Even if I am wrong in this view, it is very doubtful whether under the Victorian law as to orders to review, such an objection, however noble, can be entertained by this Court. In pursuance of sec. 88 (3) of the Justices Act 1915, at the close of the opening of the complainant's case and before any evidence was taken, the defendant's counsel gave a concise statement of his defence, and of the points on which he relied; and the provision of the Act is that he shall not be at liberty to enter or rely upon or give evidence as to any other matter than those included in the defence and points so stated. The main defence or point was "that the award as a matter of law and upon a proper construction of its terms did not apply to an apprentice in the position of the complainant." The words "in the position of the complainant" are vague; but they were further defined by defendant's counsel before the complainant's evidence was closed, as meaning merely that the award was not intended to apply to an apprentice who at the date of the execution of his indenture was not a member of the Union. There was no suggestion of any kind that the complainant was not an apprentice at all (within the award). In view of the defence and points stated, the complainant was absolved from proving his case except so far as necessary to meet the defence and points submitted (Tibbits & Co. v.

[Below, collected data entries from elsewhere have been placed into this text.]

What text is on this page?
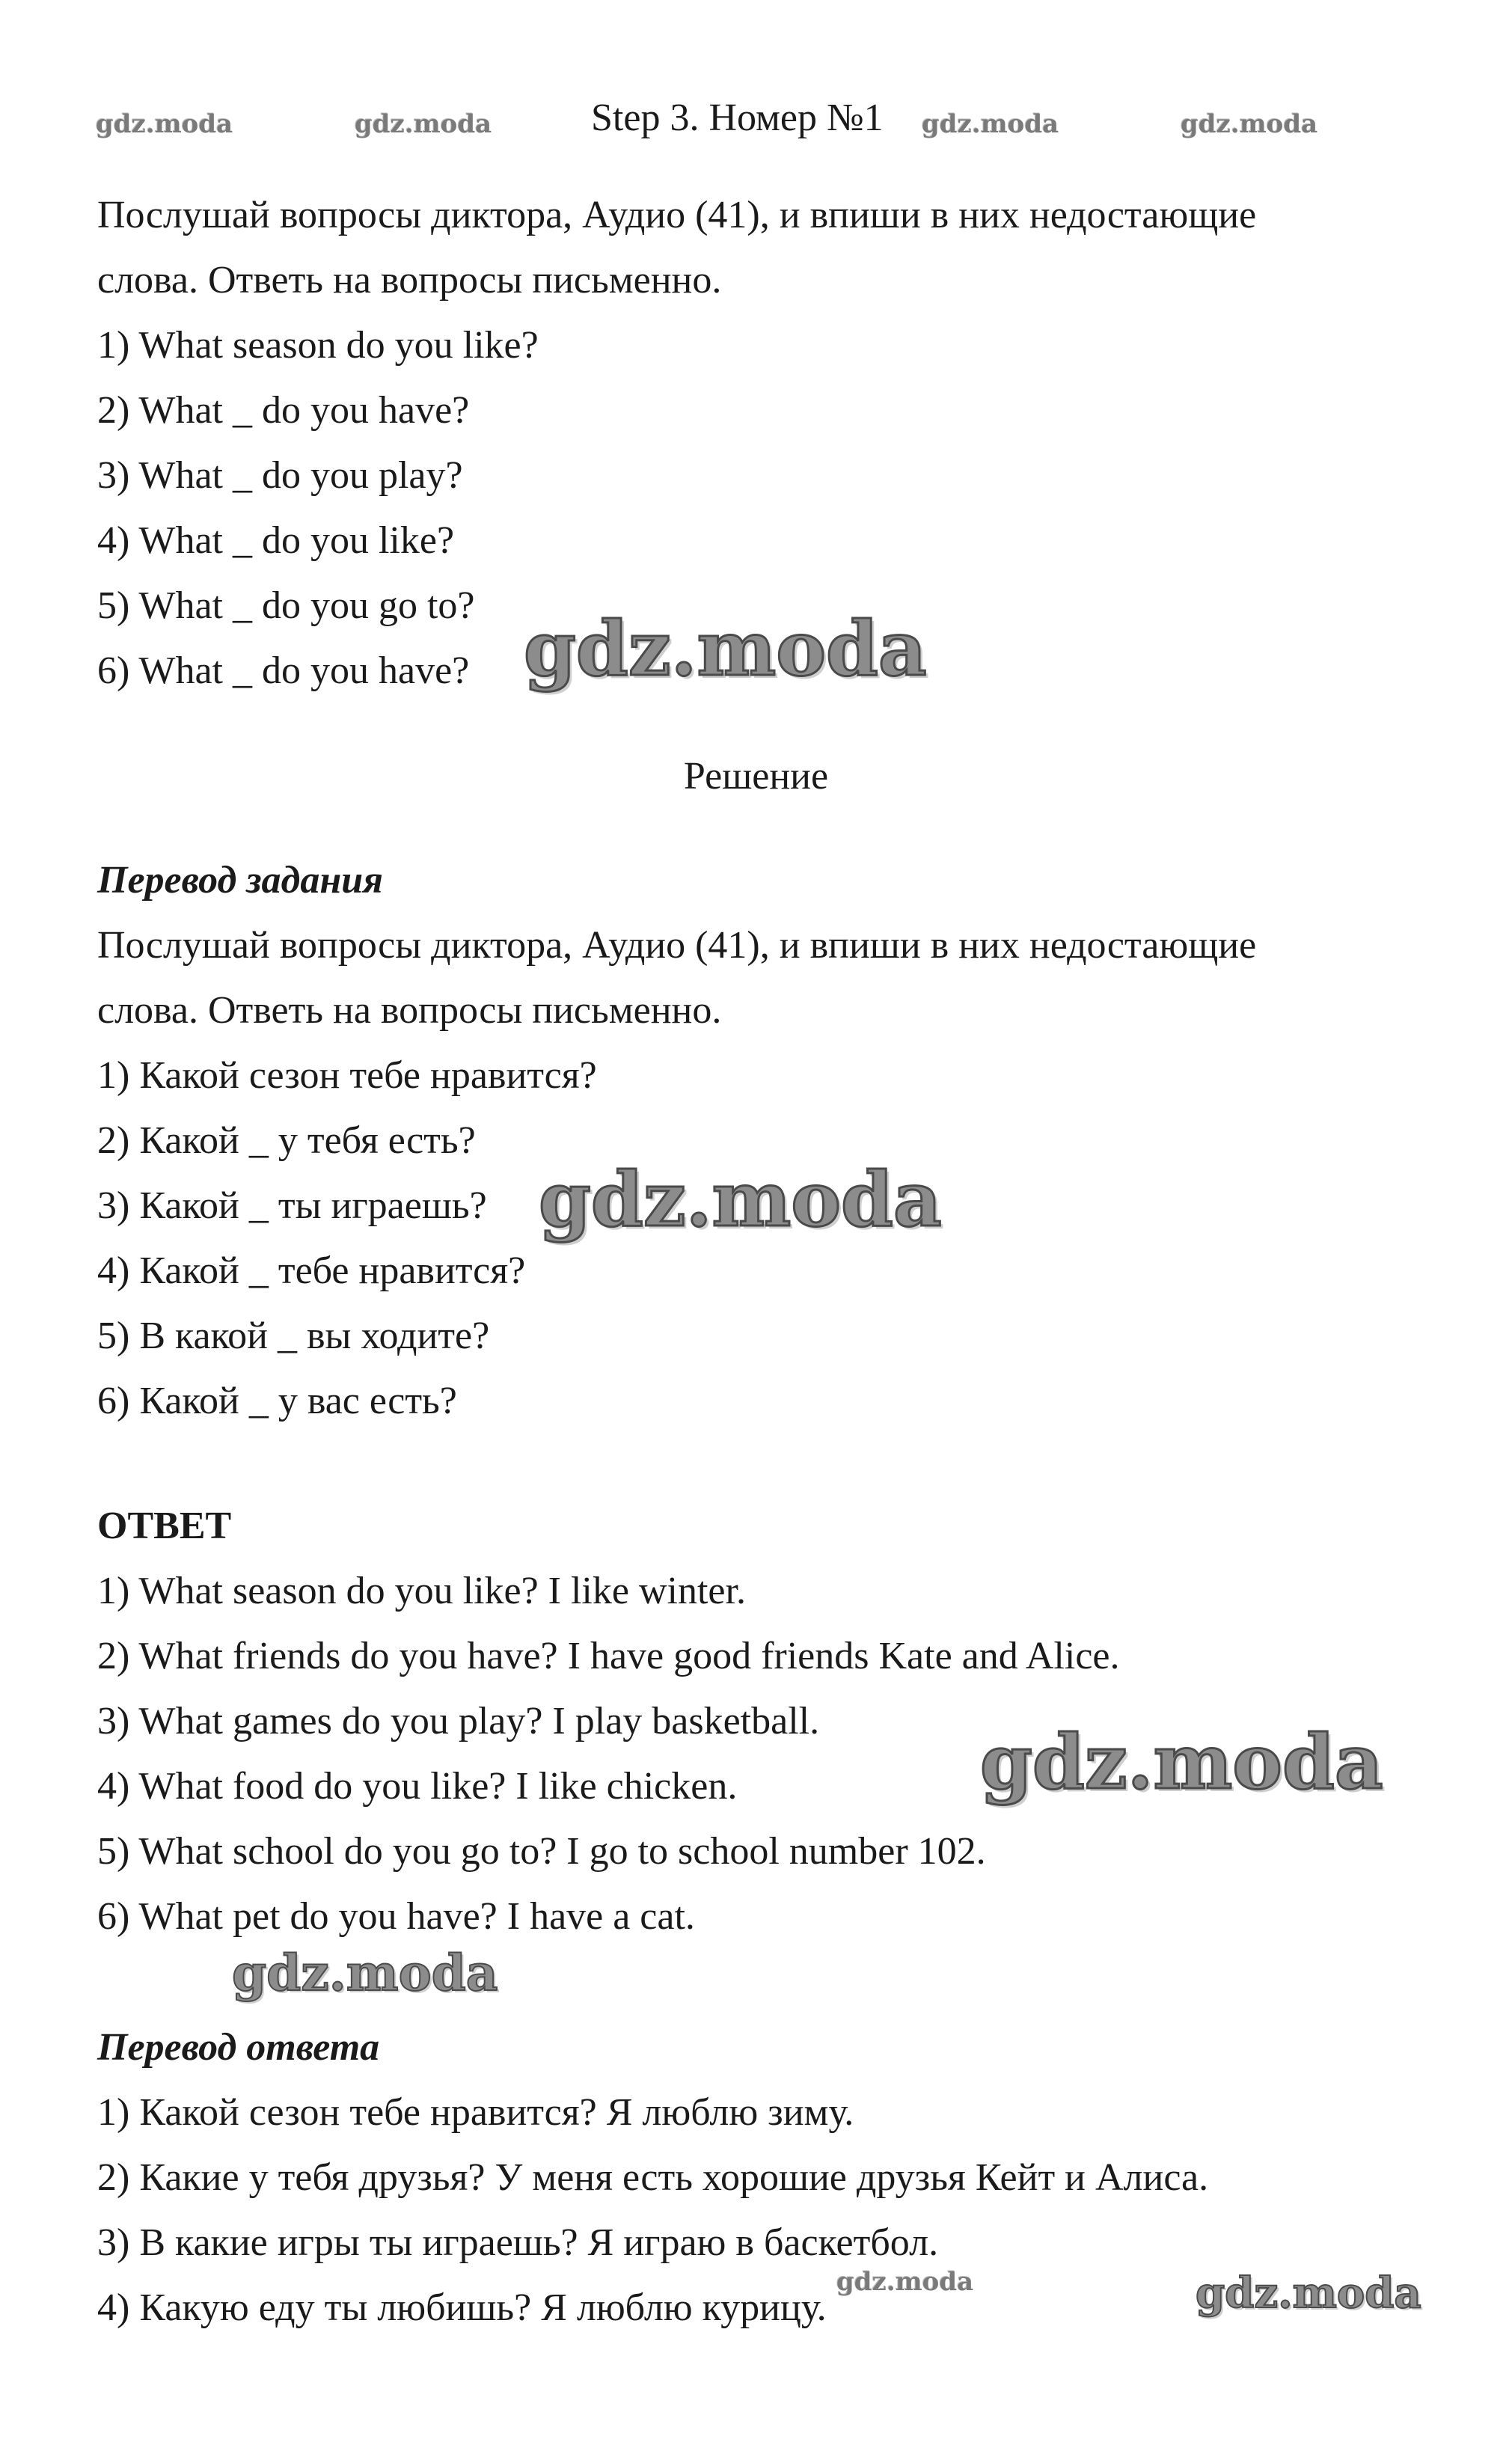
gdz.moda	gdz.moda	gdz.moda	gdz.moda
Step 3. Номер №1
Послушай вопросы диктора, Аудио (41), и впиши в них недостающие
слова. Ответь на вопросы письменно.
1) What season do you like?
2) What _ do you have?
3) What _ do you play?
4) What _ do you like?
5) What _ do you go to?
6) What _ do you have? gdz.moda
Решение
Перевод задания
Послушай вопросы диктора, Аудио (41), и впиши в них недостающие
слова. Ответь на вопросы письменно.
1) Какой сезон тебе нравится?
2) Какой _ у тебя есть?
3) Какой _ ты играешь?
4) Какой _ тебе нравится?
5) В какой _ вы ходите?
6) Какой _ у вас есть?
gdz.moda
ОТВЕТ
1) What season do you like? I like winter.
2) What friends do you have? I have good friends Kate and Alice.
3) What games do you play? I play basketball.
4) What food do you like? I like chicken.
5) What school do you go to? I go to school number 102.
6) What pet do you have? I have a cat.
gdz.moda
gdz.moda
Перевод ответа
1) Какой сезон тебе нравится? Я люблю зиму.
2) Какие у тебя друзья? У меня есть хорошие друзья Кейт и Алиса.
3) В какие игры ты играешь? Я играю в баскетбол.
4) Какую еду ты любишь? Я люблю курицу.
gdz.moda	gdz.moda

Holt[1]).
But, at all events, it would be shocking if under such circumstances the complainant were not allowed to fill in the gap which is said to exist in the proof. The complainant offers to prove that he was apprenticed in fact to learn one of the trades mentioned in the determination of the Special Board under "mechanical engineer." Under sec. 155 of the Justices Act the Court or Judge has power on the return of the order to review to take further evidence, or to remit the case to Petty Sessions; and, as the Court of appeal, we should see to it that such a power be exercised.
As to the alternative ground taken by the order nisi, that the amount of arrears of wages must be limited to a period of three months because of clause 17 of the award, I am of opinion that that clause does not apply to apprentices at all. Clause 17 applies only to "employees"; and under the definitions in clause 15, the word "employee" means "an adult employee who is a member of the Amalgamated Engineering Union, but this does not apply to apprentices."
Appeal dismissed with costs.
Solicitors for the appellant, Maurice Blackburn & Co.
Solicitors for the respondent, Haden Smith & Fitchett.
[1] (1890) 16 V.L.R. 714; 12 A.L.T. 102.